Jalilah (nom d'emprunt) vit avec l'ensemble de sa famille dans le centre de déplacés de Saguiaran, près de Marawi City aux Philippines. Les derniers combats en 2017 ont fait plus de 1 100 tués et occasionné la fuite de 300 000 personnes. Une de ses sœurs manque à l'appel, personne ne l'a revue depuis les combats. « C'est douloureux de perdre un proche. Et puis comme c'est une femme, quelque chose de grave a pu lui arriver. Elle nous manque. » Suspecté d'appartenir à l'opposition armée, le beau-père de Jalilah a été arrêté dans le camp.
Elle conclut : « J'aimerais me faire de nouveaux amis ou tomber sur des proches que je n'ai pas vus depuis longtemps. »
Victoria Prado Rodriguez, 65 ans, vit dans les faubourgs de la ville péruvienne d'Ayacucho, qui a été au cœur du conflit meurtrier des années 1980 et 1990. Le 26 mars 1989, deux de ses frères sont kidnappés. Si l'un a été libéré, l'autre, Graciano, détenu un temps par l'armée, n'est jamais revenu.
Ses vêtements ont été retrouvés dans une fosse commune des années plus tard. Mais pas son corps. Victoria est une membre active de l'Association nationale des familles de kidnappés, de détenus et de disparus du Pérou.

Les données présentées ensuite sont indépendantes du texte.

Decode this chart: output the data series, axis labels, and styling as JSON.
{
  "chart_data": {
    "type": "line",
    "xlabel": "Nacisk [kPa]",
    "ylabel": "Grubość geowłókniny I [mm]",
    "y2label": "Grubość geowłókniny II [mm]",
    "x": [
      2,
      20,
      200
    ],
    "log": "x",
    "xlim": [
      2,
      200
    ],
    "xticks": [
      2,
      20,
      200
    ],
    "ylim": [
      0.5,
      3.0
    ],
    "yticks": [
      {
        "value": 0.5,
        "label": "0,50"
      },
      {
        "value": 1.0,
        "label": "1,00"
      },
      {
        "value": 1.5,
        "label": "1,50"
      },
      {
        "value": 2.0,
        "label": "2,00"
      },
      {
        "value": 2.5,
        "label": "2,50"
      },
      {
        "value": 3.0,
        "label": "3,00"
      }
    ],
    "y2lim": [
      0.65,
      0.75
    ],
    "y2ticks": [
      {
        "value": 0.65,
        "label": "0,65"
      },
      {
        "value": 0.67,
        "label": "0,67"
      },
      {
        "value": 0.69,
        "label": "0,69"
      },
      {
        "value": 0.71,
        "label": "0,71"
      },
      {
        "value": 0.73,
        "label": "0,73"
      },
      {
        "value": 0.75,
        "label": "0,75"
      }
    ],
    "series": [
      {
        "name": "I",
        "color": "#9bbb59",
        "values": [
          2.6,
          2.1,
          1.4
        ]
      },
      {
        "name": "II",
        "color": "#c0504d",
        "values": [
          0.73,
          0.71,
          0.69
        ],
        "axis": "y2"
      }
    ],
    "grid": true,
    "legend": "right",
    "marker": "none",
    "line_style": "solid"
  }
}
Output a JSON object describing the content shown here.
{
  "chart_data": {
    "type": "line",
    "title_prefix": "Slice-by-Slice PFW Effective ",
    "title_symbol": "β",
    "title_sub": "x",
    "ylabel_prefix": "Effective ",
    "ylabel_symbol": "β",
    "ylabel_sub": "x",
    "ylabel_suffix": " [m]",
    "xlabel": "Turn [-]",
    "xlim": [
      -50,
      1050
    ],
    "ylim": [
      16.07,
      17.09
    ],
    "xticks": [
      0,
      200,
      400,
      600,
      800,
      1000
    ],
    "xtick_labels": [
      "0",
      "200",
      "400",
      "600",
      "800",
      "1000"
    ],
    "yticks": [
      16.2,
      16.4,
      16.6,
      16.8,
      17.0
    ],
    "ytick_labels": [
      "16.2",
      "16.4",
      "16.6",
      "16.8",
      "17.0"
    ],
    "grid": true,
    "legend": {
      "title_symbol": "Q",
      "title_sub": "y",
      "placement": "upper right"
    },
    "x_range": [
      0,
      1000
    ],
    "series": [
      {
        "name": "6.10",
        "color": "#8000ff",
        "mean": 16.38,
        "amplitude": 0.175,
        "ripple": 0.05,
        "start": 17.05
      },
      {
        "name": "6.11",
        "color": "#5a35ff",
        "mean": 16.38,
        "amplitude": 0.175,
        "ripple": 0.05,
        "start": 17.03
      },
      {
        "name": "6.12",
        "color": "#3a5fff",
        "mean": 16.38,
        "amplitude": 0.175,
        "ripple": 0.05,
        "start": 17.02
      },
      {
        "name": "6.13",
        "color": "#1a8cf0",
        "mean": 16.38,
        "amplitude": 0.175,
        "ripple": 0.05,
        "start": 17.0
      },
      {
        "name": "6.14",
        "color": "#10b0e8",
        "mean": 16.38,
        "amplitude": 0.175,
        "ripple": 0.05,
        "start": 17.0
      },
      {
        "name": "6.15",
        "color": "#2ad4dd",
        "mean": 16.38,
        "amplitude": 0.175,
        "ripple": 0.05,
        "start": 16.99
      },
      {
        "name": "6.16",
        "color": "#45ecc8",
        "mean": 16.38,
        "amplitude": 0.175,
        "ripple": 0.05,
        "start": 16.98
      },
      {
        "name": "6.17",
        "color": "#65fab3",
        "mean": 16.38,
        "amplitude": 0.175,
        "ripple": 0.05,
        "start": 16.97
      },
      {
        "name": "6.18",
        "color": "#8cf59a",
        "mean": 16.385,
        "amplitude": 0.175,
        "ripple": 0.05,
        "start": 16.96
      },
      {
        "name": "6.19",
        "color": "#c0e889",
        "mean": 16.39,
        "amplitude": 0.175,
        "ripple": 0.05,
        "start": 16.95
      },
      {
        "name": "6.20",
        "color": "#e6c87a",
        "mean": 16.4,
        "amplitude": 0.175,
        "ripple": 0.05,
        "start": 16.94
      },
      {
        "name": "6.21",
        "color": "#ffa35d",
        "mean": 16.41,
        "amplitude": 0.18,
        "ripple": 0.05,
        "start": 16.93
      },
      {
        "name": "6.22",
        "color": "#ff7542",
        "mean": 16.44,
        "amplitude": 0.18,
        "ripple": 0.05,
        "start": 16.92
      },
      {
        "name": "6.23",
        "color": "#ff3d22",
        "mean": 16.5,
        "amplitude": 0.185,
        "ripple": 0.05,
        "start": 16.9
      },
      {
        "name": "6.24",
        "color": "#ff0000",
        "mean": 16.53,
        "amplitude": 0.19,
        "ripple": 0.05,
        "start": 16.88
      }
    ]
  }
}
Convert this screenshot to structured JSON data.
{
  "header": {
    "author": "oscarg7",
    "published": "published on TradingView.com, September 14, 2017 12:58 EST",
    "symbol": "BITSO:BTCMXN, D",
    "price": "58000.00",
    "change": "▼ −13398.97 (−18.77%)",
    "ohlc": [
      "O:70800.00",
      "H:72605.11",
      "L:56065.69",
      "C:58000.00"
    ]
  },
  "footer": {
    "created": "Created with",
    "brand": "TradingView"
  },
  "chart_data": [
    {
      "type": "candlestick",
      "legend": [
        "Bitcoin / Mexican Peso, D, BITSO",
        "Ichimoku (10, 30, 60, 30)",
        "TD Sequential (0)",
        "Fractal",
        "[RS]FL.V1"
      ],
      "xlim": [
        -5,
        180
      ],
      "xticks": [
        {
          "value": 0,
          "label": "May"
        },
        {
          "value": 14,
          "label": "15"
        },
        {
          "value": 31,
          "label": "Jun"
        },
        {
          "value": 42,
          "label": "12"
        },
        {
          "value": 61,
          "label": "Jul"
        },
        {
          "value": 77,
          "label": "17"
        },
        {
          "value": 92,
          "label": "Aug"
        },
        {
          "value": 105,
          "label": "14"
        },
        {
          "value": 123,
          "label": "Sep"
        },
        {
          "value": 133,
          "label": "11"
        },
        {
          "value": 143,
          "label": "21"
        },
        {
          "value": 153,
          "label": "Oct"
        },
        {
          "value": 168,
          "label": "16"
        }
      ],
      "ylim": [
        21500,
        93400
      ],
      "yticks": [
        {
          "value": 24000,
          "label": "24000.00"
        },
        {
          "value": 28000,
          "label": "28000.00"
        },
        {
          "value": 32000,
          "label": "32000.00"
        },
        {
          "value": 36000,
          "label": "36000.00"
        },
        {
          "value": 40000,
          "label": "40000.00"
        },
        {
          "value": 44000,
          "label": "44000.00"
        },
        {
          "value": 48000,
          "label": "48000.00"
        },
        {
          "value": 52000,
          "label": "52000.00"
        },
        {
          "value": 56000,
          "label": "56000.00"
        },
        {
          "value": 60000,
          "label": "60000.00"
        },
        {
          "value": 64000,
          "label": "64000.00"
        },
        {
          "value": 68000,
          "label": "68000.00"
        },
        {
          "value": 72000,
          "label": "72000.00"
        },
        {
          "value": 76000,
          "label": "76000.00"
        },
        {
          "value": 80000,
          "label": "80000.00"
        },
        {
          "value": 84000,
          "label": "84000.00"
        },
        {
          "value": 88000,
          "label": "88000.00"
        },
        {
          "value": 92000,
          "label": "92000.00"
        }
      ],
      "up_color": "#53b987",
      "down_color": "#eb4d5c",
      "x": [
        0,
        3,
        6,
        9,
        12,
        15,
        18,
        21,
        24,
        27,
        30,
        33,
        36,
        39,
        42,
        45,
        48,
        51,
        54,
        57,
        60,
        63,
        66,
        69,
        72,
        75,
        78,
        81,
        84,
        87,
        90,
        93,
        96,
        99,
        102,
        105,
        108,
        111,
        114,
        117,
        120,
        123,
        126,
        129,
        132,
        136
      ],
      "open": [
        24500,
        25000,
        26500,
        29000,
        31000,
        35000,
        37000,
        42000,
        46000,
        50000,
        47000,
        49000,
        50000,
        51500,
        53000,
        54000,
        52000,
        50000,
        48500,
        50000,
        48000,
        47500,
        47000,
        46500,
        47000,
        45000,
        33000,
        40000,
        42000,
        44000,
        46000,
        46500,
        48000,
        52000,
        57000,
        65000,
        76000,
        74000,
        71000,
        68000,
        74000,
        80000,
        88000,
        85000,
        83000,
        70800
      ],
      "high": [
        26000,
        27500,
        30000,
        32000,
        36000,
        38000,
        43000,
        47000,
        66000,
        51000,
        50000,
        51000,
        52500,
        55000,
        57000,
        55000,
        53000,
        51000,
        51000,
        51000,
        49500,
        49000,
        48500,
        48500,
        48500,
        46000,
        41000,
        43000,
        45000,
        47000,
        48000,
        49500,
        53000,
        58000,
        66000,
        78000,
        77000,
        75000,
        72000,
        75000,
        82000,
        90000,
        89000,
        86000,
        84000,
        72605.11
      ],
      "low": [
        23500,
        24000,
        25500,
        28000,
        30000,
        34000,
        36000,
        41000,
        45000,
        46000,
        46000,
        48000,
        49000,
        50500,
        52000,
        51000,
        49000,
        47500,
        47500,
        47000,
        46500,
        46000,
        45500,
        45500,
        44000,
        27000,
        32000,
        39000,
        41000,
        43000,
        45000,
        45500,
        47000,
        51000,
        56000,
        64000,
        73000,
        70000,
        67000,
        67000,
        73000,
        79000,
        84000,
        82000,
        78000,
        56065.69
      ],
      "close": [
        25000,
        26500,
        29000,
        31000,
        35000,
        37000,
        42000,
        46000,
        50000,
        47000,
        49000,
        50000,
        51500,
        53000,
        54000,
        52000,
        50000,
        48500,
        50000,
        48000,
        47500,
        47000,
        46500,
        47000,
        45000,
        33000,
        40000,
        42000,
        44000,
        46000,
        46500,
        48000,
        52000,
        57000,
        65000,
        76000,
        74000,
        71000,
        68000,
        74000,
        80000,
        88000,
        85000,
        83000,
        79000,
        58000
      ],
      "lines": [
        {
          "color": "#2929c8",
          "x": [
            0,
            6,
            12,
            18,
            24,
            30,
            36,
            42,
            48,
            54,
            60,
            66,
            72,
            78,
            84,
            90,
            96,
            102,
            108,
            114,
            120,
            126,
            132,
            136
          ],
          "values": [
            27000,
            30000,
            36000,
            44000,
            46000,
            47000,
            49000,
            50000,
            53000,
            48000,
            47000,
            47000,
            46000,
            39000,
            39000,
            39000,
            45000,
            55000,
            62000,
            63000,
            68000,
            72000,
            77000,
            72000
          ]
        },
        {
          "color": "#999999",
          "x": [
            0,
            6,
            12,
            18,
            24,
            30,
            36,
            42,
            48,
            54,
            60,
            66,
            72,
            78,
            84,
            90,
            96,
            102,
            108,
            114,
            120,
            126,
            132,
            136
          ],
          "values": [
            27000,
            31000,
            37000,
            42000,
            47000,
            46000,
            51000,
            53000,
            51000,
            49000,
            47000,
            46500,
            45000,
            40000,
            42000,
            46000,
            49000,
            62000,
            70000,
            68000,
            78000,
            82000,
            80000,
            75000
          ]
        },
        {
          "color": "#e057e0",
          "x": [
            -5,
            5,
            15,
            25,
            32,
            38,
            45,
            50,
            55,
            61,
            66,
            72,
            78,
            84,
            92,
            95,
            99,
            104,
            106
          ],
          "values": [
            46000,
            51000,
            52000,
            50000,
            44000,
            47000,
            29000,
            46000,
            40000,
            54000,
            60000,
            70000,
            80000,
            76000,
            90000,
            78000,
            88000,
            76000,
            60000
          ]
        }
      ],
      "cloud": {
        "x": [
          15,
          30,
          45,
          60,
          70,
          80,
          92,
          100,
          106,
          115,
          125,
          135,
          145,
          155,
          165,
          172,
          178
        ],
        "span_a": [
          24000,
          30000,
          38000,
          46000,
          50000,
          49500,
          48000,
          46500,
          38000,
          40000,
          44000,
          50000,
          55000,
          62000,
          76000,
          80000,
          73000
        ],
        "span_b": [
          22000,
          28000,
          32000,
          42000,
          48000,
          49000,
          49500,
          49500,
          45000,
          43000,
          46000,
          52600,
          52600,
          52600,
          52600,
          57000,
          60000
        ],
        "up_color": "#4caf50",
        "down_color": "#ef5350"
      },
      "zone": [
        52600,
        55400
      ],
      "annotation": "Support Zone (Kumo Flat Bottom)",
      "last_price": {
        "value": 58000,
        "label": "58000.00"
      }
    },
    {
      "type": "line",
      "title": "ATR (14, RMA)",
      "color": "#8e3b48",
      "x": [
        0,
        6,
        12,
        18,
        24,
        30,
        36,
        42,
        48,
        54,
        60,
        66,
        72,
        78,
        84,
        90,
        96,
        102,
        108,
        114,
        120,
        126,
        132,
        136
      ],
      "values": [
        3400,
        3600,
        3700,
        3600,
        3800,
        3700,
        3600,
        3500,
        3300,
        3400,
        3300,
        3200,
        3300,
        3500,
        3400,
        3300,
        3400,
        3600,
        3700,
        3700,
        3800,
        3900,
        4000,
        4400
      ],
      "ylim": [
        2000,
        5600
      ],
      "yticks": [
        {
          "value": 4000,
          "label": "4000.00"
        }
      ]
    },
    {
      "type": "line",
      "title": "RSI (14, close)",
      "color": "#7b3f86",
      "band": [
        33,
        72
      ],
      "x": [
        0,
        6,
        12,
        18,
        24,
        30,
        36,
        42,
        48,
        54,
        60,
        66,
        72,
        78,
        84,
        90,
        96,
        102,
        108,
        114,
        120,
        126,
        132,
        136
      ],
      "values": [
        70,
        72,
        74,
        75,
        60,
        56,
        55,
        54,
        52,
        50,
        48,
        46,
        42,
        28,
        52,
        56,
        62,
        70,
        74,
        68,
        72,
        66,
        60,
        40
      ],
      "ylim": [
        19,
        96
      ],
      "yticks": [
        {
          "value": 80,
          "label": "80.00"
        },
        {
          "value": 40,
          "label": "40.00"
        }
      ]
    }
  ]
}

Elle dit qu'elle pleure toujours son frère et qu'elle ne trouvera le repos que lorsqu'elle saura ce qu'il lui est arrivé.
Dans dix ans, je m'imagine professeur, discutant avec mes élèves des guerres du passé.
Rana Khalid, 16 ans, a fui avec sa famille lorsque la région où ils habitaient est devenue une ligne de front. Pendant deux ans, ils ont vécu dans des camps, avec d'autres déplacés. Ils ont enfin pu rentrer chez eux. « J'espère que la guerre ne va pas éclater de nouveau en Irak. Les gens ont dû abandonner leur maison, ils ont été à court d'argent. Nous avons beaucoup souffert. »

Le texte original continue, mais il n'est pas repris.